Schützen außen cool - innerlich voll mit Adrenalin

München (dpa) · Sie sind voll im Tunnel, verziehen keine Miene und atmen ruhig wie ein Apnoetaucher vor dem Tiefgang. Jede hektische Bewegung wird vermieden - könnte ja den Puls hochtreiben.

Für den Außenstehenden sieht es aus, als ob die Schützen bei der Schieß-Weltmeisterschaft in München mit einem Ruhepuls von ca. 50 Herzschläge pro Minute um den Titel schießen. Doch innerlich brodelt es, katapultiert der Wert im Wettkampf in Sekundenschnelle auf 120/min, bei massiver Belastung auch mal bis zu 180 Schläge pro Minute. „Das ist manchmal Adrenalin pur“, meinte der dreimalige Olympiasieger mit der Schnellfeuerpistole, Ralf Schumann. Und obwohl der Ruhepuls von der Kindheit und Jugend (80-90/min) bis ins höhere Alter (60-70/min) kontinuierlich abnimmt, ist selbst der 48-jährige Ausnahme-Schütze Schumann voll „unter Strom“.

Im Training wiederum ist alles anders. Da gehen sie unbelastet, locker an den Schießstand. Warum kann man nicht mit dieser Einstellung in den Wettkampf gehen? „Ich werde niemals einen Trainingszustand in einem bedeutsamen Wettkampf erreichen. Wichtig ist, dass ich vorher weiß, wenn ich in den Wettkampf gehe, ist der Zustand nicht so wie im Training“, meinte Verbandspsychologe Hannes Kratzer und verweist auf die trainierten Handlungsstrukturen und Automatismen, um diesen Zustand zu beeinflussen. Immerhin müssen die Schützen sich erst auf einen sicheren Stand konzentrieren, dann die Waffe stabil halten, zielen und dann noch ohne Wackeln den Abzug betätigen. Und wenn am Ende der über 100 Schüsse statt einer 10 nur eine 9 steht, ist die Finalteilnahme schon gefährdet, so eng ist die Weltklasse zusammengerückt.

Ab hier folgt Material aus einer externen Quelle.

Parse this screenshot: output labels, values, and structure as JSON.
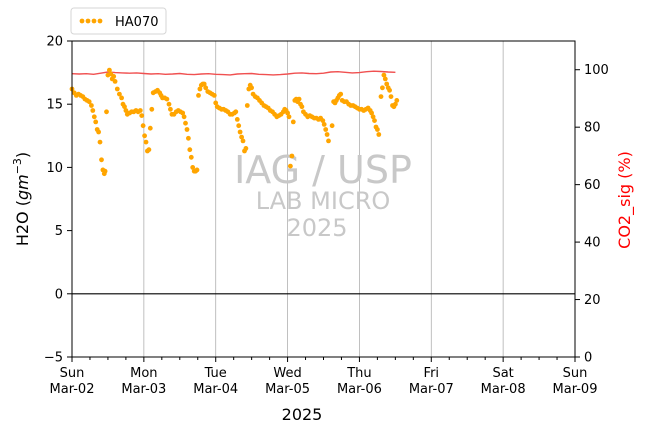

Daher werden die Kaderathleten des Deutschen Schützen-Bundes (DSB) optimal betreut. Es erfolgt eine biomechanische Leistungsdiagnostik im Bereich der sportlichen Technik, eine sportmedizinische und sportphysiotherapeutische Betreuung im Bereich Prävention, Rehabilitation, konditionelle Grundausbildung und spezielle Kondition sowie die Sportpsychologische Betreuung im Bereich Taktik und Psyche. Doch der Druck der Heim-WM lastet schwer. „Vor dem ersten Schuss schnellt der Puls in die Höhe, danach fällt er leicht wieder ab. Wenn es gut läuft, hält er sich auf einem gewissen Niveau. Und wenn man dann mal eine Acht schießt, knallt er sofort wieder nach oben - ohne dass dies jemand von außen sieht“, meinte der erst 22-jährige Gewehrschütze Julian Justus aus Homberg, der im Training mit einem 60er Puls schießt.